Brooklyn eyesore: Abandoned trucks on neighborhood street for years

BySteve J. Livingstone WABC logo
Thursday, February 8, 2018
Resident battles over abandoned trucks on Brooklyn street
7 On Your Side's Nina Pineda has more on the battle over abandoned trucks on one Brooklyn street.

BROOKLYN, New York (WABC) -- For a hard-working music teacher, it's been a four-year "rhapsody of rage" - a battle he's waged against the city to get three abandoned tractor trailers towed off his block.

After three dozen complaints to the city and getting ping-ponged around, he threw up his hands and honked the horn for us to help.

"I'm beyond frustration," he said.

That is how the Brooklyn resident, who asked to remain nameless, described his futile fight to get the city to remove the vehicles.

"It's an eyesore," he said of the situation that has been going on since the January blizzard of 2015.

Fast forward three years, and not only are the trucks still there, but the inside of one truck is loaded with garbage. The tires are either flat or ripped off. And under the hood? Nada. The truck's engine is gone.

From the top of his building, one can see the truck dirty secret.

"It's like a can opener ripped it open," he said.

The trailer is littered with trash, and in the summer, it smells. When it rains?

"The water's stagnant, then we have an influx of mosquitoes," he said.

Then there's the parking issue. Both sides of the street are subject to street cleaning rules.

"Parking is at a premium, and you have these tractor trailers taking up at least 20 spots for vehicles," he said.

We found two of the three trucks had hundreds in sanitation fines, but we found no parking violations.

"We've been ticketed" he said. "It's an alternate side of the street parking. And it (the trucks) hasn't been moved, hasn't been ticketed. Nothing."

The trucks' owner isn't hiding. Each windshield has a printout listing the truck owner's name and address.

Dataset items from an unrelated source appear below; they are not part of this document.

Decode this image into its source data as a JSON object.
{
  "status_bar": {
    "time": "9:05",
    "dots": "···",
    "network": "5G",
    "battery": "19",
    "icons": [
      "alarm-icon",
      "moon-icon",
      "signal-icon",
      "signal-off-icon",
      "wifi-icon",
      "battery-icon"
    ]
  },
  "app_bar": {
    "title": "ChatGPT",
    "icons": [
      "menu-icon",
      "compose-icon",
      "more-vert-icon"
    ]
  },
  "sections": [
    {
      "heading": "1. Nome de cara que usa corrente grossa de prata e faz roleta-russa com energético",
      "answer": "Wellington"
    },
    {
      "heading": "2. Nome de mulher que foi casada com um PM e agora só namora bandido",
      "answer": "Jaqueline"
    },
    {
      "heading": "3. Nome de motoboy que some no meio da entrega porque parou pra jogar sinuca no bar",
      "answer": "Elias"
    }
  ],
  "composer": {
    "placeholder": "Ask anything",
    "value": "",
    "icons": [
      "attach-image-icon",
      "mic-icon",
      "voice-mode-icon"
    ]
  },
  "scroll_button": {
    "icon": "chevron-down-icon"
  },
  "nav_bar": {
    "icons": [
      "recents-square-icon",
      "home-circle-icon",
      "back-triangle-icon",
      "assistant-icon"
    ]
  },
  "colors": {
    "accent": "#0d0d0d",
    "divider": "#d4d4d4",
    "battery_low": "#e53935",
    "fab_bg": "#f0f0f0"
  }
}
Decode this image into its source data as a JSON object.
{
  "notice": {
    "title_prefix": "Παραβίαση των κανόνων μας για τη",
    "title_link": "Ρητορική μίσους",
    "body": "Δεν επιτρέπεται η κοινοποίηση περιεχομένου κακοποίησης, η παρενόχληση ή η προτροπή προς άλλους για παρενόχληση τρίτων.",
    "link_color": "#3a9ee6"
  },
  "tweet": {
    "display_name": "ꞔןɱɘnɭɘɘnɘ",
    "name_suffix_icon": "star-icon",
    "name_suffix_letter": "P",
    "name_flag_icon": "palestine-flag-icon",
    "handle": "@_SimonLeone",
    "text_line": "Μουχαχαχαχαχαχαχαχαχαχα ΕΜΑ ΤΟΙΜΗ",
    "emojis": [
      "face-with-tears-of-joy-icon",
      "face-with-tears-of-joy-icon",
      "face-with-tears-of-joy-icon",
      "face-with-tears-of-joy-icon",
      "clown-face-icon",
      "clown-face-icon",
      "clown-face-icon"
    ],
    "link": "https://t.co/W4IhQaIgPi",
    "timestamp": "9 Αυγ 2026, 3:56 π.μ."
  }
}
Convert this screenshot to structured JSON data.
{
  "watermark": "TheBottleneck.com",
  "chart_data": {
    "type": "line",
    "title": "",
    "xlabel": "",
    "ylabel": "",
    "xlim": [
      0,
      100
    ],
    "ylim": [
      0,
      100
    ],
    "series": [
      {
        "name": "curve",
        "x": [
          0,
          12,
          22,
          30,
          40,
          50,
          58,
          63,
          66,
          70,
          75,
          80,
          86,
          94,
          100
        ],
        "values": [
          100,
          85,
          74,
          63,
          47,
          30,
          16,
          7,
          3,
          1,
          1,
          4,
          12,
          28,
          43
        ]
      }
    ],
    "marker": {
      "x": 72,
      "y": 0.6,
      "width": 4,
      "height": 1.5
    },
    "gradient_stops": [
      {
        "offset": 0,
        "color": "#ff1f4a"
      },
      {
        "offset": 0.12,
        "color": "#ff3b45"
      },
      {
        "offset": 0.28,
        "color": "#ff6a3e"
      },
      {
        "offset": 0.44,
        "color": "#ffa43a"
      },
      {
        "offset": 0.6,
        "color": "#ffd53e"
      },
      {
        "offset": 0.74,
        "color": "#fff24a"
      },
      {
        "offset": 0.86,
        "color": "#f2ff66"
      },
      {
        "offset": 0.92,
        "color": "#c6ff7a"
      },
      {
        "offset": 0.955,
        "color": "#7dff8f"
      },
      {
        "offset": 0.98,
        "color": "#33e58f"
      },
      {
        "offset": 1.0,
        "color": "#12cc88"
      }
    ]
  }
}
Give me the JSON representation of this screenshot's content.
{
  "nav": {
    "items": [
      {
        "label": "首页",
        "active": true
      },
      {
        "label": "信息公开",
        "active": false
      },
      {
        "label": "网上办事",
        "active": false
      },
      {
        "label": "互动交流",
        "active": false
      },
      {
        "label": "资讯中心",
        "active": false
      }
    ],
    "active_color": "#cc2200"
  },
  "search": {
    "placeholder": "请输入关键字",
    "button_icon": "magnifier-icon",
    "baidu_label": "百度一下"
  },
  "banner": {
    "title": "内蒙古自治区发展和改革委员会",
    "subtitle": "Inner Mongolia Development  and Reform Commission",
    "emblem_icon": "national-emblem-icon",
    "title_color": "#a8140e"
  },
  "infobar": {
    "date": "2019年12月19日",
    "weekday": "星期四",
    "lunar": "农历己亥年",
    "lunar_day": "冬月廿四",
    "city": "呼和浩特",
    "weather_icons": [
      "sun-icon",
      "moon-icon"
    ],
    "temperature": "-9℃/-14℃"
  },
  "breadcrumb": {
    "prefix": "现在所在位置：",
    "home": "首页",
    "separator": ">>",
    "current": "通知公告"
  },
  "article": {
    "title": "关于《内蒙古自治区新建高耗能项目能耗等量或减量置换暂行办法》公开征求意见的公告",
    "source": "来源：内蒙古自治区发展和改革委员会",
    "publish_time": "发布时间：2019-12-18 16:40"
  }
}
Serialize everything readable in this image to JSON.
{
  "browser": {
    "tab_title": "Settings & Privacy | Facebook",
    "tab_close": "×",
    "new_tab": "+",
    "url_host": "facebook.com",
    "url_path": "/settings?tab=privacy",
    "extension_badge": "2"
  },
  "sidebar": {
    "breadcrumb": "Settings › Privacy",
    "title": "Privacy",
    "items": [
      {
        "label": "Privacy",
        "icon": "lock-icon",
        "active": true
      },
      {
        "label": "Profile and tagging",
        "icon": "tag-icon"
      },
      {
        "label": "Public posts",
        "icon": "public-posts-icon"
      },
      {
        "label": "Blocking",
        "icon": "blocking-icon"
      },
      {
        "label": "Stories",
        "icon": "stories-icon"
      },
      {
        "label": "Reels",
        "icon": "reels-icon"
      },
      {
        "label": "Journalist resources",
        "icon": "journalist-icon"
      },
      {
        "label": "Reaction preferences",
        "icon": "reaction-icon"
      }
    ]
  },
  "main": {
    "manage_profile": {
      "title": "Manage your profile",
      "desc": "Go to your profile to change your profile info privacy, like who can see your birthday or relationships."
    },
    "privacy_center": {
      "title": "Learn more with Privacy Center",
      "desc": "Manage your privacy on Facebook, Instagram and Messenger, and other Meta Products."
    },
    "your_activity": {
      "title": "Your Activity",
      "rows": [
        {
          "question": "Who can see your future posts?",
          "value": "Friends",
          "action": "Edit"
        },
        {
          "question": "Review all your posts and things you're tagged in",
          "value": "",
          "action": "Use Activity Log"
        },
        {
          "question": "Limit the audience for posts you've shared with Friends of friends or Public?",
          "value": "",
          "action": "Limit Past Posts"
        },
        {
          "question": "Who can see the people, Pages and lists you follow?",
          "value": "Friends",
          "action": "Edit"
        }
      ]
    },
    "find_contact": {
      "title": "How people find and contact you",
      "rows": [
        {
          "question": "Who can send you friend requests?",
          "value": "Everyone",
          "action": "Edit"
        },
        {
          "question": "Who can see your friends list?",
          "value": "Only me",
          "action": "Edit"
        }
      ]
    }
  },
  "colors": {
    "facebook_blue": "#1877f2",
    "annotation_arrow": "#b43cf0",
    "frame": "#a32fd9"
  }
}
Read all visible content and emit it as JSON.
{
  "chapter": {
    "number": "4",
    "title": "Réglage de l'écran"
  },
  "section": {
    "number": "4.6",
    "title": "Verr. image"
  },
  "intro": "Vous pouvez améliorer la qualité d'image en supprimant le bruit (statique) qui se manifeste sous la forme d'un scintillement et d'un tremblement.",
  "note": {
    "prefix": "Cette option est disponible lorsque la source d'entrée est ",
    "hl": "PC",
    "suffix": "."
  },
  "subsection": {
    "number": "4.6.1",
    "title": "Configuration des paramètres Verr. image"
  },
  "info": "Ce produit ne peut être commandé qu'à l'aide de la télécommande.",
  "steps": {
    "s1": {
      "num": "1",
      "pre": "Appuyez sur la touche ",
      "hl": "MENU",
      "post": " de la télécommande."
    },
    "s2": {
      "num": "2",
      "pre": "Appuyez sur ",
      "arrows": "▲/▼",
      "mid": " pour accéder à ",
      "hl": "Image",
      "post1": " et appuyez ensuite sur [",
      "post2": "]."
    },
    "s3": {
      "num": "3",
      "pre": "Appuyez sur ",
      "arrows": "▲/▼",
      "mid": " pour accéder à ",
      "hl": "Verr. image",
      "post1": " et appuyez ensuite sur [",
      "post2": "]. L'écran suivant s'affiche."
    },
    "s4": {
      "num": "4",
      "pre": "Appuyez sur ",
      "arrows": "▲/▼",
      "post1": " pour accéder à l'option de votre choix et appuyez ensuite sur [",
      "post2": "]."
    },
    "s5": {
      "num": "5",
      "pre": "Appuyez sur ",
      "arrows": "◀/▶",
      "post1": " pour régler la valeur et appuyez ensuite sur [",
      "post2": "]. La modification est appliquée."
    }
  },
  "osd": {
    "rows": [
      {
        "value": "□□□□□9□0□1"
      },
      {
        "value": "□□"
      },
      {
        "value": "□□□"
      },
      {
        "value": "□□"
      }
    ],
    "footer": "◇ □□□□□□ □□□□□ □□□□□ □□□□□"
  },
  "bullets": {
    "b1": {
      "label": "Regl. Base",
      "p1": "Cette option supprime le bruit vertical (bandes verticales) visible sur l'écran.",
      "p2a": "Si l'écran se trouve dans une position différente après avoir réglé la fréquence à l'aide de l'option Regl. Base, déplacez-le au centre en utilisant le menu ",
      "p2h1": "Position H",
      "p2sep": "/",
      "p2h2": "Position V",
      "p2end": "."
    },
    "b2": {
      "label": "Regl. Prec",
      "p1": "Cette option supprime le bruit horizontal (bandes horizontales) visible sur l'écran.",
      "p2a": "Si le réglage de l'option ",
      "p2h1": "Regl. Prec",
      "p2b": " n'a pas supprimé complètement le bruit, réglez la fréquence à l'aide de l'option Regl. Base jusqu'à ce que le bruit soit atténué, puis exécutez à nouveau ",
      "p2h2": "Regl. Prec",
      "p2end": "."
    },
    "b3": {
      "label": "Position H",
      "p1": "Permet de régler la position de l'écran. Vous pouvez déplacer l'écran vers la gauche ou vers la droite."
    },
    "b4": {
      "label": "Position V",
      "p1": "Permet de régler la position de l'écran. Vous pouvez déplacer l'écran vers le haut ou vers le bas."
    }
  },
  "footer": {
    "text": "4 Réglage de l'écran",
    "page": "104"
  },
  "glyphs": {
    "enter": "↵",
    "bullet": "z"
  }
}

"I've called 311, maybe in the last two and a half years, 15 to 20 times," he said. "Sanitation, at least 20 times."

After a call to us, we tracked down the trucks' owner, and he started removing the trucks until only the cab with no engine was left. We got the city to tow it away.

"Thank you so much, I don't think this would've been done without you," the resident said.

So why weren't the trucks towed?

Sanitation pointed to the NYPD and vice-versa, which is exactly what happened to our frustrated resident. As for why there were no parking tickets written, the NYPD only said it's up "to the officer's discretion" whether or not to write a ticket.